Written by: Josephine S. Nakhla, PhD.

Indoles and their derivatives constitute an important class of compounds due to their frequent occurrence in natural products, bioactive compounds and pharmaceuticals, and organic materials. Various Pd-catalyzed methods have been developed for substituting on the indole ring including the N1, C2, C3 positions; however, methods for further C-3 functionalization on already substituted and hindered 2,3-disubstituted indoles to generate indolenines with concomitant formation of a quaternary center has been a known challenge.
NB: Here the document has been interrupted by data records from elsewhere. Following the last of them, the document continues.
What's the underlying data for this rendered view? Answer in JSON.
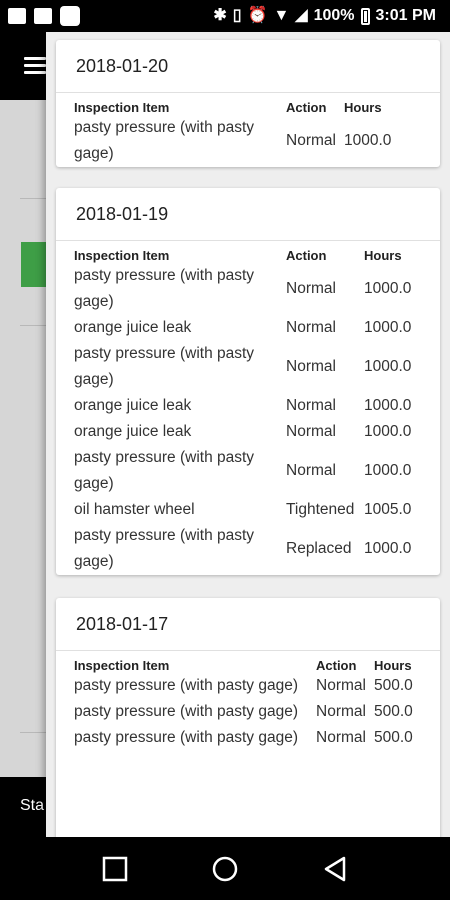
{
  "status_bar": {
    "battery_percent": "100%",
    "time": "3:01 PM",
    "icons": [
      "image-icon",
      "message-icon",
      "app-icon",
      "bluetooth-icon",
      "vibrate-icon",
      "alarm-icon",
      "wifi-icon",
      "signal-icon",
      "battery-icon"
    ]
  },
  "background": {
    "bottom_text": "Sta"
  },
  "cards": [
    {
      "date": "2018-01-20",
      "headers": {
        "item": "Inspection Item",
        "action": "Action",
        "hours": "Hours"
      },
      "rows": [
        {
          "item": "pasty pressure (with pasty gage)",
          "action": "Normal",
          "hours": "1000.0"
        }
      ]
    },
    {
      "date": "2018-01-19",
      "headers": {
        "item": "Inspection Item",
        "action": "Action",
        "hours": "Hours"
      },
      "rows": [
        {
          "item": "pasty pressure (with pasty gage)",
          "action": "Normal",
          "hours": "1000.0"
        },
        {
          "item": "orange juice leak",
          "action": "Normal",
          "hours": "1000.0"
        },
        {
          "item": "pasty pressure (with pasty gage)",
          "action": "Normal",
          "hours": "1000.0"
        },
        {
          "item": "orange juice leak",
          "action": "Normal",
          "hours": "1000.0"
        },
        {
          "item": "orange juice leak",
          "action": "Normal",
          "hours": "1000.0"
        },
        {
          "item": "pasty pressure (with pasty gage)",
          "action": "Normal",
          "hours": "1000.0"
        },
        {
          "item": "oil hamster wheel",
          "action": "Tightened",
          "hours": "1005.0"
        },
        {
          "item": "pasty pressure (with pasty gage)",
          "action": "Replaced",
          "hours": "1000.0"
        }
      ]
    },
    {
      "date": "2018-01-17",
      "headers": {
        "item": "Inspection Item",
        "action": "Action",
        "hours": "Hours"
      },
      "rows": [
        {
          "item": "pasty pressure (with pasty gage)",
          "action": "Normal",
          "hours": "500.0"
        },
        {
          "item": "pasty pressure (with pasty gage)",
          "action": "Normal",
          "hours": "500.0"
        },
        {
          "item": "pasty pressure (with pasty gage)",
          "action": "Normal",
          "hours": "500.0"
        }
      ]
    }
  ],
  "nav": [
    "recents-button",
    "home-button",
    "back-button"
  ]
}
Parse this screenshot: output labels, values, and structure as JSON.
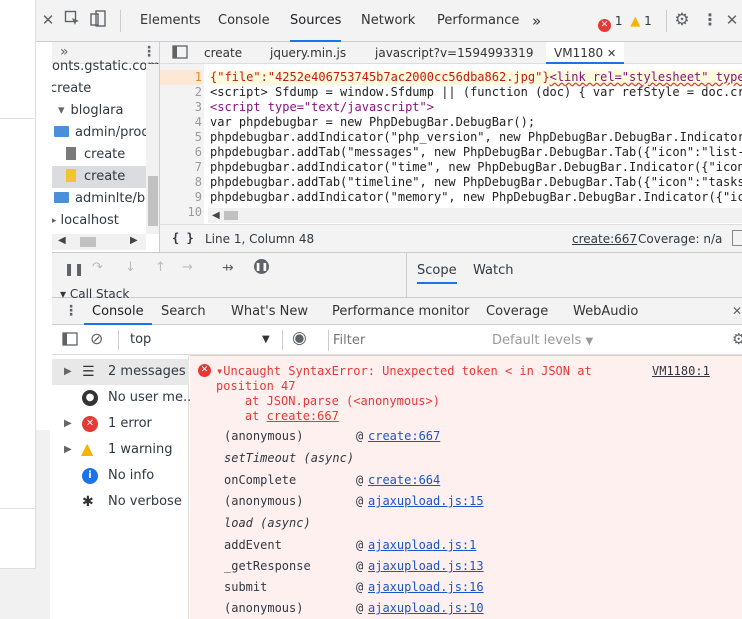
{
  "devtools_tabs": [
    "Elements",
    "Console",
    "Sources",
    "Network",
    "Performance"
  ],
  "more_tabs_glyph": "»",
  "error_count": "1",
  "warning_count": "1",
  "nav_tree": {
    "items": [
      {
        "label": "onts.gstatic.com"
      },
      {
        "label": "create"
      },
      {
        "label": "bloglara"
      },
      {
        "label": "admin/prod"
      },
      {
        "label": "create"
      },
      {
        "label": "create"
      },
      {
        "label": "adminlte/bo"
      },
      {
        "label": "localhost"
      }
    ]
  },
  "editor_tabs": [
    "create",
    "jquery.min.js",
    "javascript?v=1594993319",
    "VM1180"
  ],
  "code": {
    "line_numbers": [
      "1",
      "2",
      "3",
      "4",
      "5",
      "6",
      "7",
      "8",
      "9",
      "10"
    ],
    "l1a": "{\"file\":\"4252e406753745b7ac2000cc56dba862.jpg\"}",
    "l1b": "<link rel=\"stylesheet\" type",
    "l2": "<script> Sfdump = window.Sfdump || (function (doc) { var refStyle = doc.cr",
    "l3": "<script type=\"text/javascript\">",
    "l4": "var phpdebugbar = new PhpDebugBar.DebugBar();",
    "l5": "phpdebugbar.addIndicator(\"php_version\", new PhpDebugBar.DebugBar.Indicator",
    "l6": "phpdebugbar.addTab(\"messages\", new PhpDebugBar.DebugBar.Tab({\"icon\":\"list-",
    "l7": "phpdebugbar.addIndicator(\"time\", new PhpDebugBar.DebugBar.Indicator({\"icon",
    "l8": "phpdebugbar.addTab(\"timeline\", new PhpDebugBar.DebugBar.Tab({\"icon\":\"tasks",
    "l9": "phpdebugbar.addIndicator(\"memory\", new PhpDebugBar.DebugBar.Indicator({\"ic"
  },
  "status": {
    "format_glyph": "{ }",
    "position": "Line 1, Column 48",
    "source_link": "create:667",
    "coverage": "Coverage: n/a"
  },
  "debugger": {
    "call_stack": "Call Stack",
    "scope": "Scope",
    "watch": "Watch"
  },
  "drawer_tabs": [
    "Console",
    "Search",
    "What's New",
    "Performance monitor",
    "Coverage",
    "WebAudio"
  ],
  "console_toolbar": {
    "context": "top",
    "filter_placeholder": "Filter",
    "levels": "Default levels"
  },
  "sidebar": [
    {
      "label": "2 messages"
    },
    {
      "label": "No user me..."
    },
    {
      "label": "1 error"
    },
    {
      "label": "1 warning"
    },
    {
      "label": "No info"
    },
    {
      "label": "No verbose"
    }
  ],
  "error": {
    "line1": "▾Uncaught SyntaxError: Unexpected token < in JSON at",
    "line2": "position 47",
    "line3": "    at JSON.parse (<anonymous>)",
    "line4_prefix": "    at ",
    "line4_link": "create:667",
    "location": "VM1180:1"
  },
  "stack": [
    {
      "fn": "(anonymous)",
      "link": "create:667",
      "italic": false
    },
    {
      "fn": "setTimeout (async)",
      "link": "",
      "italic": true
    },
    {
      "fn": "onComplete",
      "link": "create:664",
      "italic": false
    },
    {
      "fn": "(anonymous)",
      "link": "ajaxupload.js:15",
      "italic": false
    },
    {
      "fn": "load (async)",
      "link": "",
      "italic": true
    },
    {
      "fn": "addEvent",
      "link": "ajaxupload.js:1",
      "italic": false
    },
    {
      "fn": "_getResponse",
      "link": "ajaxupload.js:13",
      "italic": false
    },
    {
      "fn": "submit",
      "link": "ajaxupload.js:16",
      "italic": false
    },
    {
      "fn": "(anonymous)",
      "link": "ajaxupload.js:10",
      "italic": false
    }
  ],
  "colors": {
    "accent": "#1a73e8",
    "error": "#e53935",
    "warning": "#f4b400",
    "info": "#1a73e8",
    "error_bg": "#fff0f0"
  }
}
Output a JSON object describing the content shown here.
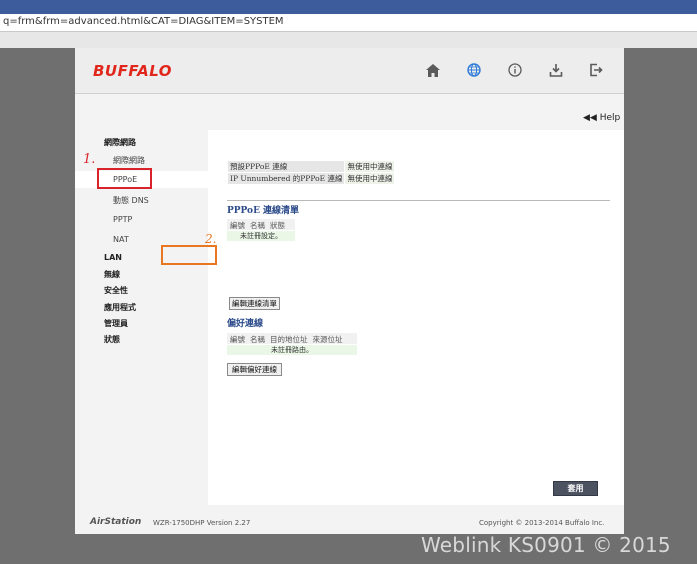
{
  "browser": {
    "address": "q=frm&frm=advanced.html&CAT=DIAG&ITEM=SYSTEM"
  },
  "header": {
    "logo": "BUFFALO",
    "icons": [
      "home-icon",
      "globe-icon",
      "info-icon",
      "download-icon",
      "logout-icon"
    ]
  },
  "help_label": "Help",
  "sidebar": {
    "groups": [
      {
        "label": "網際網路"
      },
      {
        "label": "網際網路"
      },
      {
        "label": "PPPoE"
      },
      {
        "label": "動態 DNS"
      },
      {
        "label": "PPTP"
      },
      {
        "label": "NAT"
      },
      {
        "label": "LAN"
      },
      {
        "label": "無線"
      },
      {
        "label": "安全性"
      },
      {
        "label": "應用程式"
      },
      {
        "label": "管理員"
      },
      {
        "label": "狀態"
      }
    ]
  },
  "annotations": {
    "one": "1.",
    "two": "2."
  },
  "settings": {
    "rows": [
      {
        "label": "預設PPPoE 連線",
        "value": "無使用中連線"
      },
      {
        "label": "IP Unnumbered 的PPPoE 連線",
        "value": "無使用中連線"
      }
    ]
  },
  "pppoe_list": {
    "title": "PPPoE 連線清單",
    "columns": [
      "編號",
      "名稱",
      "狀態"
    ],
    "empty": "未註冊設定。",
    "edit_button": "編輯連線清單"
  },
  "preferred": {
    "title": "偏好連線",
    "columns": [
      "編號",
      "名稱",
      "目的地位址",
      "來源位址"
    ],
    "empty": "未註冊路由。",
    "edit_button": "編輯偏好連線"
  },
  "apply_button": "套用",
  "footer": {
    "brand": "AirStation",
    "model": "WZR-1750DHP  Version 2.27",
    "copyright": "Copyright © 2013-2014 Buffalo Inc."
  },
  "watermark": "Weblink KS0901 © 2015",
  "colors": {
    "brand_red": "#e1261c",
    "apply_bg": "#4c5260",
    "annotation_red": "#d8232a",
    "annotation_orange": "#e87722"
  }
}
Rawal and coworkers have developed a nice method for allylation of sterically congested 2,3-disubstituted indoles. Substitution occurs selectively in the 3-position using allyl ester electrophiles and an optimal catalyst system consisting of a combination of Pd₂(dba)₃ and P(2-fur)₃ as the ligand. Allyl indolenines were prepared in good to excellent yields (63-99% isolated yields). Substituted olefins also proved successful in providing more complex indolenines. Finally, the method was investigated in an increasingly complex setting utilizing several indole-containing natural products. The method is remarkably robust and allows for the facile preparation of novel allylated derivatives of (+/-)-geissoschiol (single diastereomer), yohimbine (single diastereomer), and reserpine (1:1 dr).
 
 

Kagawa, N.; Malerich, J. P.; Rawal, V. H. Org. Lett. 2008, 10, 2381.